Leeds Parliamentary Election Results


1950 - 23th February

G. Porter (Labour) 24,030
W. Barford (Conservative) 13,351
V. L. R. Delpine (Liberal) 2,176

O. Peake (Conservative) 27,766
R. J. Hurst (Labour) 15,018
W. Underhill (Liberal) 4,446

North East
A. M. Bacon (Labour) 21,599
J. C. Bidgood (Conservative) 14,780
W. D. V. Jones (Liberal) 2,612
B. Ramelson (Communist) 612

North West
D. Kaberry (Conservative) 24,161
V. Mishcon (Labour) 14,562
J. O. Hogley (Liberal) 3,078

H. T. N. Gaitskell (Labour) 29,795
B. H. Wood (Conservative) 14,436
E. Meeks (Liberal) 4,525

South East
J. Milner (Labour) 23,994
C. E. Kirwin (Conservative) 15,262
A. Hope (Liberal) 2,234

T. C. Pannell (Labour) 21,339
B. Mather (Conservative) 16,824
C. Rhodes (Liberal) 3,209

Labour was returned to power but saw its overall majority reduced to just 5 and that despite polling more votes than they had in 1945 and 773,772 more than the Conservatives and their supporters. Atlee’s party won 315 seats to the Conservatives 282. The campaign essentially focussed on Labour’s possible future nationalisation of other sectors and industries, a policy bitterly opposed by the Conservatives. Many people were dissatisfied with the Government’s performance, resented that rationing was still being imposed and that there were regular shortages of goods. However, it was an election remarkably devoid of sensationalism.

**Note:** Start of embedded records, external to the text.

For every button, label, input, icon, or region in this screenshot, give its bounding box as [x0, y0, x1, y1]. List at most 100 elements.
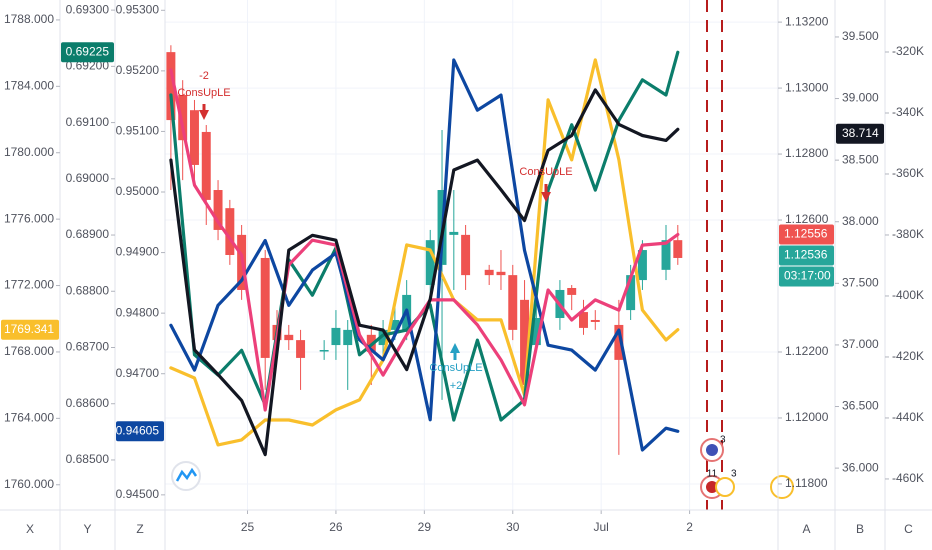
price-badge: [61, 42, 114, 63]
candle-body: [508, 275, 518, 330]
y-tick-label: 1780.000: [4, 145, 54, 159]
y-tick-label: -460K: [892, 471, 924, 485]
candle-body: [626, 275, 636, 311]
y-tick-label: 1.12200: [785, 344, 829, 358]
x-tick-label: 25: [241, 520, 255, 534]
candle-body: [661, 240, 671, 270]
price-badge: [779, 245, 834, 266]
y-tick-label: -360K: [892, 166, 924, 180]
price-badge-label: 1.12556: [784, 227, 828, 241]
candle-body: [390, 319, 400, 330]
price-badge: [779, 266, 834, 287]
line-series: [169, 50, 680, 422]
y-tick-label: 1788.000: [4, 12, 54, 26]
candle-body: [225, 208, 235, 255]
y-tick-label: 1.12600: [785, 212, 829, 226]
y-tick-label: 0.94800: [116, 305, 160, 319]
annotation: ConsUpLE: [429, 362, 482, 374]
y-tick-label: 0.69100: [66, 115, 110, 129]
y-tick-label: 0.95000: [116, 184, 160, 198]
annotation: +2: [450, 380, 463, 392]
candle-body: [213, 190, 223, 230]
y-tick-label: 0.68900: [66, 227, 110, 241]
line-series: [169, 58, 680, 452]
signal-arrow: [199, 110, 209, 120]
y-tick-label: 38.500: [842, 152, 879, 166]
x-tick-label: 2: [686, 520, 693, 534]
annotation: -2: [199, 70, 209, 82]
candle-body: [378, 329, 388, 346]
candle-body: [319, 350, 329, 352]
y-tick-label: -420K: [892, 349, 924, 363]
price-badge-label: 0.94605: [116, 423, 160, 437]
y-tick-label: -320K: [892, 44, 924, 58]
price-badge: [1, 319, 59, 340]
price-badge: [779, 224, 834, 245]
event-count: 3: [731, 469, 737, 480]
y-tick-label: 1772.000: [4, 278, 54, 292]
line-series: [169, 58, 680, 447]
event-icon[interactable]: [715, 477, 735, 497]
y-tick-label: 1776.000: [4, 211, 54, 225]
y-tick-label: 37.000: [842, 337, 879, 351]
y-tick-label: 1.11800: [785, 476, 828, 490]
candle-body: [178, 95, 188, 141]
candle-body: [343, 329, 353, 346]
y-tick-label: -340K: [892, 105, 924, 119]
event-count: 11: [707, 469, 718, 480]
axis-name: C: [904, 522, 913, 536]
y-tick-label: 1784.000: [4, 79, 54, 93]
y-tick-label: -400K: [892, 288, 924, 302]
y-tick-label: 0.94500: [116, 487, 160, 501]
y-tick-label: -440K: [892, 410, 924, 424]
candle-body: [296, 340, 306, 358]
candle-body: [496, 271, 506, 276]
candle-body: [449, 231, 459, 235]
y-tick-label: 38.000: [842, 214, 879, 228]
y-tick-label: 1.12800: [785, 146, 829, 160]
y-tick-label: 0.68700: [66, 340, 110, 354]
x-tick-label: 26: [329, 520, 343, 534]
annotation: ConsUpLE: [177, 87, 230, 99]
candle-body: [567, 287, 577, 295]
y-tick-label: 37.500: [842, 276, 879, 290]
y-tick-label: -380K: [892, 227, 924, 241]
line-series: [169, 88, 680, 457]
signal-arrow: [541, 192, 551, 202]
axis-name: B: [856, 522, 864, 536]
candle-body: [461, 234, 471, 276]
logo: [175, 467, 198, 482]
y-tick-label: 39.000: [842, 91, 879, 105]
x-tick-label: Jul: [594, 520, 609, 534]
y-tick-label: 0.68500: [66, 452, 110, 466]
candle-body: [331, 327, 341, 346]
candle-body: [260, 257, 270, 358]
y-tick-label: 36.000: [842, 460, 879, 474]
y-tick-label: 1.13200: [785, 14, 829, 28]
candle-body: [520, 299, 530, 385]
axis-name: Y: [83, 522, 91, 536]
x-tick-label: 30: [506, 520, 520, 534]
y-tick-label: 1764.000: [4, 411, 54, 425]
price-badge-label: 1769.341: [4, 322, 54, 336]
axis-name: A: [802, 522, 810, 536]
y-tick-label: 36.500: [842, 399, 879, 413]
candle-body: [579, 312, 588, 328]
price-badge: [116, 421, 164, 442]
event-icon[interactable]: [770, 475, 794, 499]
candle-body: [189, 110, 199, 165]
y-tick-label: 0.68800: [66, 283, 110, 297]
y-tick-label: 0.95200: [116, 63, 160, 77]
annotation: ConsUpLE: [519, 166, 572, 178]
y-tick-label: 0.68600: [66, 396, 110, 410]
event-icon: [706, 481, 718, 493]
price-badge-label: 03:17:00: [784, 269, 831, 283]
candle-body: [284, 334, 294, 341]
candle-body: [166, 52, 176, 121]
price-badge-label: 38.714: [842, 126, 879, 140]
axis-name: X: [26, 522, 34, 536]
candle-body: [531, 318, 541, 346]
y-tick-label: 0.69300: [66, 2, 110, 16]
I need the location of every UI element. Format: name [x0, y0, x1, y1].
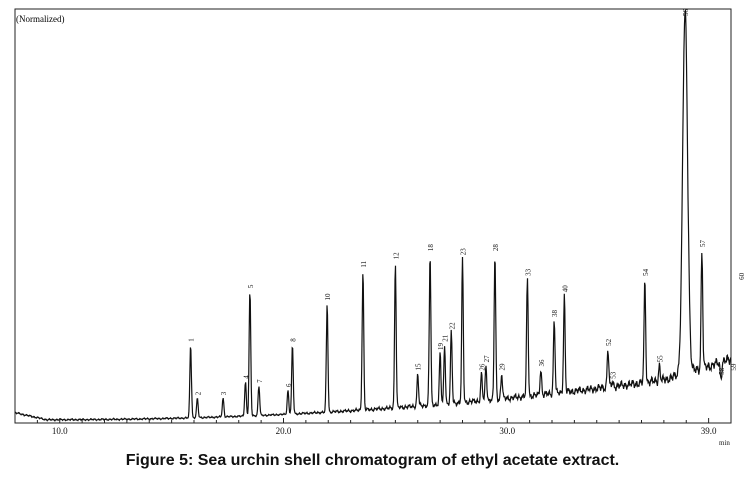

Canvassing in Leeds showed the Conservatives doing well, as they had in the recent municipal elections and that both Liberals and Communists were being marginalised. In the city a new constituency had been created and in Leeds North West Donald Kaberry, a local solicitor, was successful with a 10,000 majority for the Conservatives who also won Leeds North West where 40% of the electorate had voted by 2pm. The other seats remained Labour. The poll in the city generally was extremely high with a turnout of 81.88%. Additional clerks had to be sent to Middleton where queues four deep and 400 yards long were reported.

The election proved a disaster for the Liberals who came third in every contest in the city and each candidate lost his deposit. At the declaration Osbert Peake forecast there would be another ‘General Election in eighteen months to two years which the Conservatives would win.’ He would be proved right.